Oh, and yeah: that's the thing that probably bothers me most about Sacto: people here just don't "get it." Yes, here too most people are just so literal and don't get wry references or irony or sardonic humor. They think you're just being rude or weird or retarded. But in fact, they just come across as empty as the culties in the Nebraska Hy-Vee parking lot.

Goody said...

Speaking of Faust...

L. had this brilliant idea for a comedy website that would parody "DealHack.com"

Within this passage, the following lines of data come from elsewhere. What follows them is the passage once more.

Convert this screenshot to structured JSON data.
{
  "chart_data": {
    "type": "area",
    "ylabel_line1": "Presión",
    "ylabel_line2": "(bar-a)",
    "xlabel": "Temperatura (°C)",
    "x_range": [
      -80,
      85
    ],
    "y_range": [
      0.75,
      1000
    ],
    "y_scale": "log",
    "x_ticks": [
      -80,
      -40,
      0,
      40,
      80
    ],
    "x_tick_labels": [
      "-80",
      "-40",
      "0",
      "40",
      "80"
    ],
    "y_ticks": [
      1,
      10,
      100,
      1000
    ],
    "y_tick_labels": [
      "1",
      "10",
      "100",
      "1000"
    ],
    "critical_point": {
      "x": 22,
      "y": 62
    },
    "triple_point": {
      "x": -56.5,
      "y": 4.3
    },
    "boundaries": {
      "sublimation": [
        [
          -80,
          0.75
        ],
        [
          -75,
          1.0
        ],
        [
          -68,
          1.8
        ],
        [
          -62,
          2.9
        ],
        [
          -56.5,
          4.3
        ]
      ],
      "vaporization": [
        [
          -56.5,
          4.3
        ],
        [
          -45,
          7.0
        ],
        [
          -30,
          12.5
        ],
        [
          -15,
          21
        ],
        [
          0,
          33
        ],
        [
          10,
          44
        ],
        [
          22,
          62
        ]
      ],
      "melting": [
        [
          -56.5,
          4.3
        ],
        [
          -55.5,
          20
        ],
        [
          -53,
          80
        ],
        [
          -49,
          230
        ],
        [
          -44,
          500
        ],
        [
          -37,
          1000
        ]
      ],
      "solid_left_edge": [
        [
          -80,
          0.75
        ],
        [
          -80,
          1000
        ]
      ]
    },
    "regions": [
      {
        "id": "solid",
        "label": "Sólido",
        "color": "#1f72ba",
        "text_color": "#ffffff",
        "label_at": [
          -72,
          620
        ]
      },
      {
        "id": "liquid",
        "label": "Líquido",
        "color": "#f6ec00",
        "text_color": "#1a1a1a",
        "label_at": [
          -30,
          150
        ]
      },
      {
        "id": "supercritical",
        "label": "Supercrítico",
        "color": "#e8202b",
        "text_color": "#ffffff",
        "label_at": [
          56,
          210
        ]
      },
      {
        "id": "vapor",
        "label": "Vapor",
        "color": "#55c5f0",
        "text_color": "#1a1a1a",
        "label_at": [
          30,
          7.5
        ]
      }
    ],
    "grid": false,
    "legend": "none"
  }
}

Instead, it would "Deal With The Devil Hack.com" where everything is always a really good bargain, but you never get what you thought you were buying.

I think it has potential.

Goody said...

Funny, we were just saying how much we would love to move away, but after a week in someplace like San Francisco, I would probably want to kill people because they would be even more irritating.I mean, you remember Margaret. I couldn't live in a town full of Margarets, you know? I'll take the humourless Nebraskans any day.

Raymond said...

a friend of mine in San Fran back in the day, from NY orig'ly, was astounded at the ubiquity of moral indignation as a means of stating the PC agenda. He found it in social interactions and in art and it irritated the hell out of him. "Good art is not simply expressing moral indignation." But that's how it is in San Fran. Buncha whiners who support each other when any of them whines, by activism or art, about something "incorrect." Such whining is also a way to get yourself considered "intelligent."

Goody said...

Or Cambridge.

Yeah, I should just pack up my shit and move to Canada. Maybe Jenn will let me live in her yard.

Raymond said...

I've had that in mind lately too. Let's all go! (Or Holland, just becuz.)